BETTER WATCH OUT, (aka SAFE NEIGHBORHOOD), from top: Olivia DeJonge, Levi Miller, 2016. © Well Go USA Entertainment /Courtesy Everett Collection
Olivia DeJonge and Levi Miller in “Better Watch Out” (2016)Everett Collection / Everett Collection

The Bite: Hey, Evil Kevin McCallister Is a Great Idea

Ooooh, somebody is going to be in BIG trouble when the “Candyman” Scream Queen figures out what really happened in her home!

Watching Ashley give Luke the middle finger as she’s wheeled into an ambulance — miraculously having survived a stab to the neck thanks to a single piece of duct tape — isn’t satisfying enough after that insufferable groping scene. Not by a long shot. But what “Better Watch Out” lacks in a kick-ass feminist ending, it mostly makes up for with a cinematic hangover that’s borderline impossible to shake.

For years, cinephiles have wrung their mittens over the brutality of Kevin McCallister. The pint-sized Chicago native played by Macaulay Culkin rigs up a hell of an anti-burglary defense system in the original “Home Alone” from 1990. Marbles, kerosene, a nail gun, and more semi-common household items rain hell upon would-be thieves Marv and Harry across rewatches every December in scenes that inexplicably don’t kill them. But only in “Better Watch Out” (previously titled “Safe Neighborhood”) is the practical damage of a paint can taken directly to the skull so memorably illustrated that you’ll struggle to revisit “Home Alone” without thinking of it.

“Home Alone” (1990) and “Better Watch Out” (2016)
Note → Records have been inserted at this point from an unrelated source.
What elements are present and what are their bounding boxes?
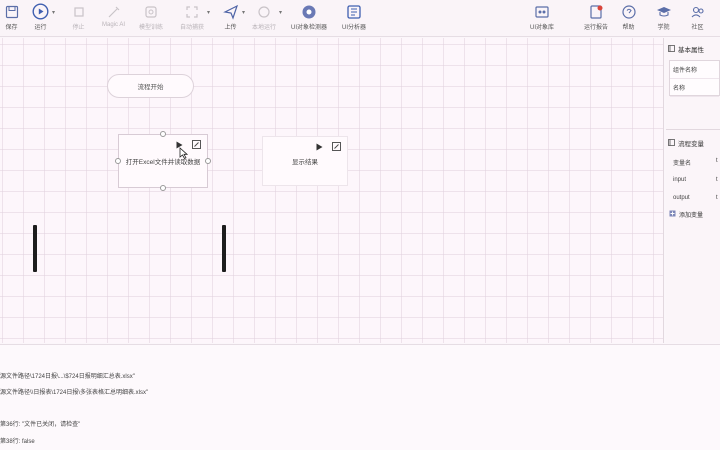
model-training-icon <box>143 3 160 20</box>
model-training-label: 模型训练 <box>139 25 164 31</box>
save-icon <box>3 3 20 20</box>
log-line: 第36行: "文件已关闭，请检查" <box>0 422 81 428</box>
chevron-down-icon[interactable]: ▾ <box>242 9 245 16</box>
flow-start-label: 流程开始 <box>137 84 164 91</box>
properties-table: 组件名称 名称 <box>669 60 720 97</box>
log-line: 源文件路径\1724日报\...\$724日报明细汇总表.xlsx" <box>0 374 135 380</box>
magic-ai-label: Magic AI <box>102 22 126 28</box>
variable-name[interactable]: output <box>673 195 690 201</box>
magic-ai-icon <box>105 3 122 20</box>
help-icon <box>620 3 637 20</box>
stop-label: 停止 <box>72 25 85 31</box>
ui-analyzer-button[interactable]: UI分析器 <box>342 2 366 35</box>
property-label: 组件名称 <box>673 68 698 74</box>
right-panel: 基本属性 组件名称 名称 流程变量 变量名 t input t output t… <box>666 38 720 343</box>
flow-start-node[interactable]: 流程开始 <box>107 74 194 98</box>
mouse-cursor-icon <box>179 147 189 161</box>
basic-properties-title: 基本属性 <box>678 47 704 54</box>
property-row[interactable]: 组件名称 <box>670 61 719 79</box>
community-button[interactable]: 社区 <box>689 2 706 35</box>
capture-button[interactable]: 自动捕获 ▾ <box>180 2 210 35</box>
connector-handle-right[interactable] <box>205 158 211 164</box>
log-line: 第38行: false <box>0 439 35 445</box>
property-label: 名称 <box>673 86 686 92</box>
connector-bar <box>222 225 226 272</box>
save-button[interactable]: 保存 <box>3 2 20 35</box>
variable-name[interactable]: 变量名 <box>673 158 691 167</box>
variable-value[interactable]: t <box>716 158 718 164</box>
run-button[interactable]: 运行 ▾ <box>32 2 55 35</box>
add-variable-label: 添加变量 <box>679 213 704 219</box>
connector-handle-bottom[interactable] <box>160 185 166 191</box>
ui-detector-icon <box>301 3 318 20</box>
object-library-icon <box>534 3 551 20</box>
report-button[interactable]: 运行报告 <box>584 2 608 35</box>
show-result-node[interactable]: 显示结果 <box>262 136 348 186</box>
output-log[interactable]: 源文件路径\1724日报\...\$724日报明细汇总表.xlsx" 源文件路径… <box>0 344 720 450</box>
ui-detector-label: UI对象检测器 <box>291 25 328 31</box>
connector-bar <box>33 225 37 272</box>
flow-variables-title: 流程变量 <box>678 141 704 148</box>
variable-value[interactable]: t <box>716 195 718 201</box>
basic-properties-header[interactable]: 基本属性 <box>668 44 704 54</box>
run-label: 运行 <box>34 25 47 31</box>
add-icon <box>669 210 676 219</box>
magic-ai-button[interactable]: Magic AI <box>102 2 125 35</box>
report-icon <box>588 3 605 20</box>
main-toolbar: 保存 运行 ▾ 停止 Magic AI 模型训练 自动捕获 ▾ 上传 ▾ 本地运… <box>0 0 720 37</box>
add-variable-button[interactable]: 添加变量 <box>669 210 703 219</box>
run-node-icon[interactable] <box>316 143 323 153</box>
report-label: 运行报告 <box>584 25 609 31</box>
stop-button[interactable]: 停止 <box>70 2 87 35</box>
chevron-down-icon[interactable]: ▾ <box>52 9 55 16</box>
stop-icon <box>70 3 87 20</box>
help-button[interactable]: 帮助 <box>620 2 637 35</box>
flow-canvas[interactable]: 流程开始 打开Excel文件并读取数据 显示结果 <box>0 38 664 343</box>
edit-icon[interactable] <box>332 142 341 153</box>
model-training-button[interactable]: 模型训练 <box>139 2 163 35</box>
send-icon <box>222 3 239 20</box>
ui-analyzer-icon <box>346 3 363 20</box>
chevron-down-icon[interactable]: ▾ <box>279 9 282 16</box>
ui-detector-button[interactable]: UI对象检测器 <box>291 2 327 35</box>
connector-handle-left[interactable] <box>115 158 121 164</box>
object-library-label: UI对象库 <box>530 25 555 31</box>
show-result-node-label: 显示结果 <box>292 159 318 166</box>
capture-icon <box>184 3 201 20</box>
community-icon <box>689 3 706 20</box>
play-circle-icon <box>32 3 49 20</box>
capture-label: 自动捕获 <box>180 25 205 31</box>
variable-name[interactable]: input <box>673 177 686 183</box>
variable-value[interactable]: t <box>716 177 718 183</box>
edit-icon[interactable] <box>192 140 201 151</box>
help-label: 帮助 <box>622 25 635 31</box>
save-label: 保存 <box>5 25 18 31</box>
local-run-label: 本地运行 <box>252 25 277 31</box>
community-label: 社区 <box>691 25 704 31</box>
properties-icon <box>668 44 675 54</box>
property-row[interactable]: 名称 <box>670 79 719 97</box>
upload-button[interactable]: 上传 ▾ <box>222 2 245 35</box>
excel-read-node-label: 打开Excel文件并读取数据 <box>125 159 201 166</box>
variables-icon <box>668 138 675 148</box>
ui-analyzer-label: UI分析器 <box>342 25 367 31</box>
chevron-down-icon[interactable]: ▾ <box>207 9 210 16</box>
academy-icon <box>655 3 672 20</box>
academy-button[interactable]: 学院 <box>655 2 672 35</box>
academy-label: 学院 <box>657 25 670 31</box>
excel-read-node[interactable]: 打开Excel文件并读取数据 <box>115 131 211 191</box>
local-run-button[interactable]: 本地运行 ▾ <box>252 2 282 35</box>
local-run-icon <box>256 3 273 20</box>
connector-handle-top[interactable] <box>160 131 166 137</box>
log-line: 源文件路径\\日报表\1724日报\多张表格汇总明细表.xlsx" <box>0 390 149 396</box>
upload-label: 上传 <box>224 25 237 31</box>
panel-divider <box>666 129 720 130</box>
object-library-button[interactable]: UI对象库 <box>530 2 554 35</box>
flow-variables-header[interactable]: 流程变量 <box>668 138 704 148</box>
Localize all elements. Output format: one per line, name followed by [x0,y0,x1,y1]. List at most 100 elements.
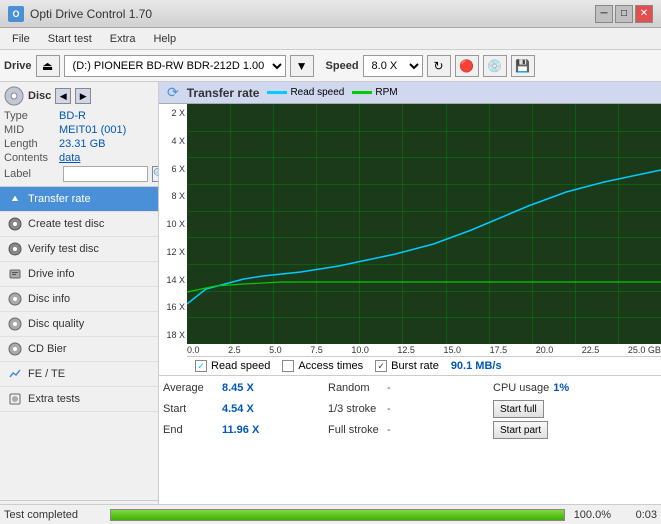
menu-file[interactable]: File [4,31,38,47]
stat-full-stroke-value: - [387,424,391,436]
maximize-button[interactable]: □ [615,5,633,23]
start-part-button[interactable]: Start part [493,421,548,439]
title-bar: O Opti Drive Control 1.70 ─ □ ✕ [0,0,661,28]
nav-item-drive-info[interactable]: Drive info [0,262,158,287]
info-button[interactable]: 💿 [483,55,507,77]
nav-item-disc-info[interactable]: Disc info [0,287,158,312]
drive-select[interactable]: (D:) PIONEER BD-RW BDR-212D 1.00 [64,55,286,77]
disc-type-value: BD-R [59,110,86,122]
checkbox-read-speed-label: Read speed [211,360,270,372]
disc-label-row: Label 🔍 [4,166,154,182]
status-text: Test completed [4,509,104,521]
extra-tests-icon [8,392,22,406]
nav-item-cd-bier-label: CD Bier [28,343,67,355]
checkbox-access-times-box[interactable] [282,360,294,372]
nav-item-create-test-disc[interactable]: Create test disc [0,212,158,237]
stat-start-label: Start [163,403,218,415]
checkbox-burst-rate[interactable]: ✓ Burst rate [375,360,439,372]
disc-next-button[interactable]: ▶ [75,88,91,104]
menu-bar: File Start test Extra Help [0,28,661,50]
nav-item-create-test-disc-label: Create test disc [28,218,104,230]
stat-average: Average 8.45 X [163,379,327,397]
checkbox-access-times[interactable]: Access times [282,360,363,372]
disc-contents-value[interactable]: data [59,152,80,164]
speed-refresh-button[interactable]: ↻ [427,55,451,77]
nav-item-transfer-rate[interactable]: Transfer rate [0,187,158,212]
stats-col-3: CPU usage 1% Start full Start part [493,379,657,439]
stat-1-3-stroke-value: - [387,403,391,415]
stat-1-3-stroke-label: 1/3 stroke [328,403,383,415]
disc-label-go-button[interactable]: 🔍 [152,166,159,182]
speed-label: Speed [326,60,359,72]
stat-end-value: 11.96 X [222,424,259,436]
x-axis: 0.0 2.5 5.0 7.5 10.0 12.5 15.0 17.5 20.0… [187,344,661,356]
stats-col-2: Random - 1/3 stroke - Full stroke - [328,379,492,439]
burst-rate-value: 90.1 MB/s [451,360,502,372]
disc-mid-label: MID [4,124,59,136]
disc-section: Disc ◀ ▶ Type BD-R MID MEIT01 (001) Leng… [0,82,158,187]
stat-average-label: Average [163,382,218,394]
nav-item-verify-test-disc-label: Verify test disc [28,243,99,255]
speed-select[interactable]: 8.0 X [363,55,423,77]
start-full-button[interactable]: Start full [493,400,544,418]
legend-rpm-color [352,91,372,94]
disc-contents-label: Contents [4,152,59,164]
disc-title: Disc [28,90,51,102]
legend-read-speed-color [267,91,287,94]
toolbar: Drive ⏏ (D:) PIONEER BD-RW BDR-212D 1.00… [0,50,661,82]
y-axis: 18 X 16 X 14 X 12 X 10 X 8 X 6 X 4 X 2 X [159,104,187,344]
cd-bier-icon [8,342,22,356]
progress-percent: 100.0% [571,509,611,521]
chart-title-bar: ⟳ Transfer rate Read speed RPM [159,82,661,104]
settings-button[interactable]: 🔴 [455,55,479,77]
nav-menu: Transfer rate Create test disc [0,187,158,500]
checkbox-burst-rate-box[interactable]: ✓ [375,360,387,372]
nav-item-extra-tests-label: Extra tests [28,393,80,405]
disc-label-input[interactable] [63,166,148,182]
disc-icon [4,86,24,106]
stat-cpu-usage: CPU usage 1% [493,379,657,397]
checkbox-read-speed[interactable]: ✓ Read speed [195,360,270,372]
chart-svg [187,104,661,344]
title-text: Opti Drive Control 1.70 [30,7,152,21]
disc-length-value: 23.31 GB [59,138,105,150]
nav-item-fe-te[interactable]: FE / TE [0,362,158,387]
menu-extra[interactable]: Extra [102,31,144,47]
nav-item-cd-bier[interactable]: CD Bier [0,337,158,362]
disc-label-label: Label [4,168,59,180]
stat-start: Start 4.54 X [163,400,327,418]
checkbox-read-speed-box[interactable]: ✓ [195,360,207,372]
disc-mid-row: MID MEIT01 (001) [4,124,154,136]
disc-quality-icon [8,317,22,331]
chart-inner [187,104,661,344]
chart-checkboxes: ✓ Read speed Access times ✓ Burst rate 9… [187,356,661,375]
nav-item-verify-test-disc[interactable]: Verify test disc [0,237,158,262]
stat-start-value: 4.54 X [222,403,254,415]
drive-eject-icon[interactable]: ⏏ [36,55,60,77]
drive-label: Drive [4,60,32,72]
checkbox-access-times-label: Access times [298,360,363,372]
fe-te-icon [8,367,22,381]
menu-start-test[interactable]: Start test [40,31,100,47]
stat-average-value: 8.45 X [222,382,254,394]
nav-item-disc-quality-label: Disc quality [28,318,84,330]
disc-mid-value: MEIT01 (001) [59,124,126,136]
nav-item-disc-quality[interactable]: Disc quality [0,312,158,337]
chart-title-icon: ⟳ [167,84,179,101]
stat-start-part-row: Start part [493,421,657,439]
menu-help[interactable]: Help [145,31,184,47]
title-controls: ─ □ ✕ [595,5,653,23]
nav-item-extra-tests[interactable]: Extra tests [0,387,158,412]
verify-test-disc-icon [8,242,22,256]
save-button[interactable]: 💾 [511,55,535,77]
disc-type-row: Type BD-R [4,110,154,122]
elapsed-time: 0:03 [617,509,657,521]
minimize-button[interactable]: ─ [595,5,613,23]
close-button[interactable]: ✕ [635,5,653,23]
stat-1-3-stroke: 1/3 stroke - [328,400,492,418]
drive-info-icon [8,267,22,281]
stat-cpu-value: 1% [553,382,569,394]
drive-refresh-button[interactable]: ▼ [290,55,314,77]
stat-random-label: Random [328,382,383,394]
disc-prev-button[interactable]: ◀ [55,88,71,104]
Several streaming services have labeled Pecker’s effort a “horror comedy,” but even accepted as satire, the undeniable terror of that paint can scene and all that gun violence makes any surrounding jokes feel queasy at best. As tonally chunky and inconsistent as fruitcake, it can be almost impossible to figure out who this veritable gag gift was intended for. One second, two preteens are discussing the sexual viability of “Adventure Time” characters. The next, we’re getting a surprise visit from Dacre Montgomery (“Stranger Things”) and literalizing a “Myth Busters” joke in complete bloody color. Even Garrett screaming, “You’re ‘Home Alone’-ing him?!” struggles to conjure the dark grin the idea itself deserves — if only because the psychosexual plot surrounding it feels so undeniably cruel and Luke’s screamingly horrific behavior is just a little too menacing. (That heartbeat monitor thing is freaky!)

Sure, incel culture may be bigger and badder than ever in Trump’s repeat America, but “Better Watch Out” is worth revisiting primarily as a companion to “Home Alone.” Far from that annual tradition, horror lovers only need to see this movie once to unwrap a midnight gift that keeps on giving. Like other After Dark selections in need of rehabilitation, this is the sort of gonzo concept worth trying again — but not until another director can go full “Winnie the Pooh: Blood & Honey” and actually give this to Kevin.